From f1c55497ce2727c68f15b04ea997ce31eb7789ec Mon Sep 17 00:00:00 2001
From: Eric Liang <ekhliang@gmail.com>
Date: Fri, 28 Sep 2018 15:22:33 -0700
Subject: [PATCH] [rllib] Fix edge case in n-step calculation and non-apex
 replay prioritization (#2929)

* fix

* lint
---
 .../ray/rllib/agents/dqn/dqn_policy_graph.py  | 23 ++++++++-----------
 .../rllib/optimizers/sync_replay_optimizer.py | 10 ++++----
 python/ray/rllib/test/test_evaluators.py      | 15 ++++++------
 3 files changed, 23 insertions(+), 25 deletions(-)

diff --git a/python/ray/rllib/agents/dqn/dqn_policy_graph.py b/python/ray/rllib/agents/dqn/dqn_policy_graph.py
index b9fd6468f..a2e8c8022 100644
--- a/python/ray/rllib/agents/dqn/dqn_policy_graph.py
+++ b/python/ray/rllib/agents/dqn/dqn_policy_graph.py
@@ -453,21 +453,18 @@ def adjust_nstep(n_step, gamma, obs, actions, rewards, new_obs, dones):
 
     The ith new_obs is also adjusted to point to the (i+n_step-1)'th new obs.
 
-    If the episode finishes, the reward will be truncated. After this rewrite,
-    all the arrays will be shortened by (n_step - 1).
+    At the end of the trajectory, n is truncated to fit in the traj length.
     """
-    for i in range(len(rewards) - n_step + 1):
-        if dones[i]:
-            continue  # episode end
+
+    assert not any(dones[:-1]), "Unexpected done in middle of trajectory"
+
+    traj_length = len(rewards)
+    for i in range(traj_length):
         for j in range(1, n_step):
-            new_obs[i] = new_obs[i + j]
-            rewards[i] += gamma**j * rewards[i + j]
-            if dones[i + j]:
-                break  # episode end
-    # truncate ends of the trajectory
-    new_len = len(obs) - n_step + 1
-    for arr in [obs, actions, rewards, new_obs, dones]:
-        del arr[new_len:]
+            if i + j < traj_length:
+                new_obs[i] = new_obs[i + j]

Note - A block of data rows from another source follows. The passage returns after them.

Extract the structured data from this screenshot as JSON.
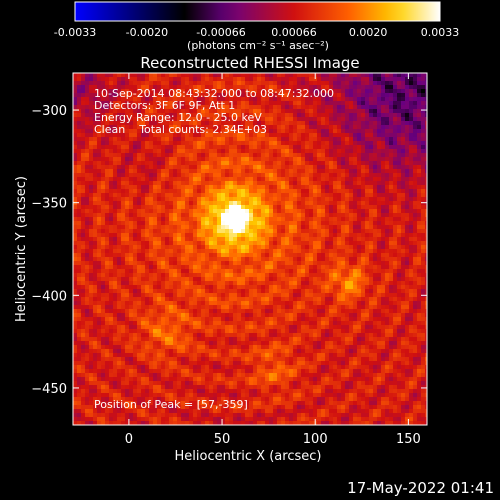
{
  "chart_data": {
    "type": "heatmap",
    "title": "Reconstructed RHESSI Image",
    "xlabel": "Heliocentric X (arcsec)",
    "ylabel": "Heliocentric Y (arcsec)",
    "xlim": [
      -30,
      160
    ],
    "ylim": [
      -470,
      -280
    ],
    "xticks": [
      0,
      50,
      100,
      150
    ],
    "yticks": [
      -300,
      -350,
      -400,
      -450
    ],
    "colorbar": {
      "min": -0.0033,
      "max": 0.0033,
      "ticks": [
        "-0.0033",
        "-0.0020",
        "-0.00066",
        "0.00066",
        "0.0020",
        "0.0033"
      ],
      "unit_label": "(photons cm⁻² s⁻¹ asec⁻²)",
      "colormap": "rhessi-blue-black-red-yellow-white",
      "colors": [
        "#0000ff",
        "#000000",
        "#6a0080",
        "#d01010",
        "#ff6000",
        "#ffd000",
        "#ffffff"
      ]
    },
    "annotations": {
      "time_range": "10-Sep-2014 08:43:32.000 to 08:47:32.000",
      "detectors": "Detectors: 3F 6F 9F, Att 1",
      "energy_range": "Energy Range: 12.0 - 25.0 keV",
      "clean_counts": "Clean    Total counts: 2.34E+03",
      "peak": "Position of Peak = [57,-359]"
    },
    "peak": {
      "x": 57,
      "y": -359
    }
  },
  "footer": {
    "datestamp": "17-May-2022 01:41"
  }
}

+                dones[i] = dones[i + j]
+                rewards[i] += gamma**j * rewards[i + j]
 
 
 def _postprocess_dqn(policy_graph, sample_batch):
diff --git a/python/ray/rllib/optimizers/sync_replay_optimizer.py b/python/ray/rllib/optimizers/sync_replay_optimizer.py
index 2993f883f..73df00601 100644
--- a/python/ray/rllib/optimizers/sync_replay_optimizer.py
+++ b/python/ray/rllib/optimizers/sync_replay_optimizer.py
@@ -92,13 +92,13 @@ class SyncReplayOptimizer(PolicyOptimizer):
 
             for policy_id, s in batch.policy_batches.items():
                 for row in s.rows():
-                    if "weights" not in row:
-                        row["weights"] = np.ones_like(row["rewards"])

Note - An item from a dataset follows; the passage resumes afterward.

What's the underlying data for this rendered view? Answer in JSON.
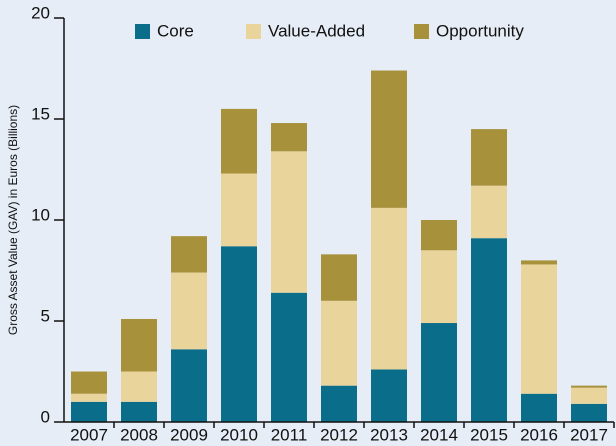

                     self.replay_buffers[policy_id].add(
                         pack_if_needed(row["obs"]),
-                        row["actions"], row["rewards"],
-                        pack_if_needed(row["new_obs"]), row["dones"],
-                        row["weights"])
+                        row["actions"],
+                        row["rewards"],
+                        pack_if_needed(row["new_obs"]),
+                        row["dones"],
+                        weight=None)
 
         if self.num_steps_sampled >= self.replay_starts:
             self._optimize()
diff --git a/python/ray/rllib/test/test_evaluators.py b/python/ray/rllib/test/test_evaluators.py
index 6d493099e..9ae0994f3 100644
--- a/python/ray/rllib/test/test_evaluators.py
+++ b/python/ray/rllib/test/test_evaluators.py
@@ -11,15 +11,16 @@ class DQNTest(unittest.TestCase):
     def testNStep(self):
         obs = [1, 2, 3, 4, 5, 6, 7]
         actions = ["a", "b", "a", "a", "a", "b", "a"]
-        rewards = [10.0, 0.0, 100.0, 100.0, 100.0, 100.0, 100000.0]
+        rewards = [10.0, 0.0, 100.0, 100.0, 100.0, 100.0, 100.0]
         new_obs = [2, 3, 4, 5, 6, 7, 8]
-        dones = [1, 0, 0, 0, 0, 1, 0]
+        dones = [0, 0, 0, 0, 0, 0, 1]
         adjust_nstep(3, 0.9, obs, actions, rewards, new_obs, dones)
-        self.assertEqual(obs, [1, 2, 3, 4, 5])
-        self.assertEqual(actions, ["a", "b", "a", "a", "a"])
-        self.assertEqual(rewards, [10.0, 171.0, 271.0, 271.0, 190.0])
-        self.assertEqual(new_obs, [2, 5, 6, 7, 7])
-        self.assertEqual(dones, [1, 0, 0, 0, 0])
+        self.assertEqual(obs, [1, 2, 3, 4, 5, 6, 7])
+        self.assertEqual(actions, ["a", "b", "a", "a", "a", "b", "a"])
+        self.assertEqual(new_obs, [4, 5, 6, 7, 8, 8, 8])
+        self.assertEqual(dones, [0, 0, 0, 0, 1, 1, 1])
+        self.assertEqual(rewards,
+                         [91.0, 171.0, 271.0, 271.0, 271.0, 190.0, 100.0])
 
 
 if __name__ == '__main__':